No Serif without Sans
Luciano Perondi and Riccardo Olocco have designed Sole Sans, the new sans created to accompany Sole Serif. Interview by Massimo Gonzato
Why is it called Sole Sans?
Luciano Perondi — Cast Foundry was commissioned by Il Sole 24 Ore for part of the restyling of the Confindustria daily, to accompany Sole Serif, a book typeface I designed in 2010 for the same newspaper.

Riccardo Olocco — Last year we tweaked Sole Serif and then put it on the market. We recently got a commission for The Observer (Guardian Media Group) and it immediately caught the attention of the staff at Eye magazine. Later on, from issue N° 11 it was used by Pulp (a publication of the Fedrigoni Group in Italian/English and French/Spanish editions).

Where did the request for collaboration come from?
LP — The request came directly from the editorial staff of Il Sole 24 Ore, from the art director Francesco Narracci; and with him back in 2010, when I was working on the Serif with Luca Pitoni, we chose the name for the type. With Sergio Juan, the designer in charge of restyling the newspaper, I had already worked on the project for the typefaces of Corriere della Sera, together with Andrea Braccaloni of Leftloft.
Is the typeface meant just for paper?
LP — Sole Sans was designed mainly for paper, but with the prospect of using it for the web too.
RO — The technological limitations between one support and another have now disappeared, as Gerard Unger agrees.

Was there a brief, a specific request of any kind?
LP— As a client a newspaper is obviously very sensitive to typographical problems. Moreover, being an economical/financial paper, the type had to be a workhorse, suitable for really small diagrams, graphics and tables, but at the same time with enough personality for headlines. And it had to go well with the Serif, with its rather bookish look.
RO— The client asked for a compressed version for tables, lists and so on. At the explicit request of the design team we pushed ourselves to create an extreme, almost excessively compressed version which in some weights is 40% less than the regular. In this kind of family (sans with condensed versions), usually the condensed/compressed versions are used for headlines, or in any case for large text, but in our case the compressed form was for small text, usually smaller than the text set with the regular type. This forced us to make some design decisions that might seem bizarre at first glance, and which we decided to emphasise. For instance, contrary to the norm for typefaces of this kind, we widened the apertures of the compressed version of a, c, e etc. much more than in the standard version.
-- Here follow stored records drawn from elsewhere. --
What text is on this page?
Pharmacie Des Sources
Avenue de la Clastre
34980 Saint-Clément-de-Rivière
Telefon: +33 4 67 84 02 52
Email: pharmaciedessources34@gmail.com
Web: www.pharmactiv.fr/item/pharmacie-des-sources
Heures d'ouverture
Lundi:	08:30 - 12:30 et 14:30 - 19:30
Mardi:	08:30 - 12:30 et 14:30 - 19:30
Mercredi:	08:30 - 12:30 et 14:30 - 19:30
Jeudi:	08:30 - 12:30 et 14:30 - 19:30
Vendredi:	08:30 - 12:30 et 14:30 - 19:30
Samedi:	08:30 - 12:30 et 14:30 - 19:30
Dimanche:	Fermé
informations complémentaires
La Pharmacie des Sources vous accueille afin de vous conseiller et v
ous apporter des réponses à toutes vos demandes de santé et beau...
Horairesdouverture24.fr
How did you go about the work?
LP — Three of us did the bulk of it: Riccardo and I established the style and then we divided the production tasks among us and Daniele Capo.
RO — I focused mainly on the letters and Luciano on the numbers. Once we had established the masters (six letters and six numbers) we brought in other designers to complete the glyph list. Daniele was one of them and besides design work he was also involved in the production (OpenType features, generation of fonts), which had to meet the needs of the layout software the paper uses. Igino Marini had the job of refining the spacing and doing the kerning.
LP — The advantage of several people working together is that you have more ideas and references and you can continuously check the work as it goes along. In this way we often changed our minds, with one person reworking someone else’s idea. So we actually improved the type, making it more consistent and technically efficient. The downside is that coordination becomes more difficult, because each person has a different workflow and everyone has their own tastes and design method: some are better at curves, some at lowercase, some at numbers, and so on. But that’s precisely what allows us to have greater control over the finished product and achieve greater ‘maturity’ in the design.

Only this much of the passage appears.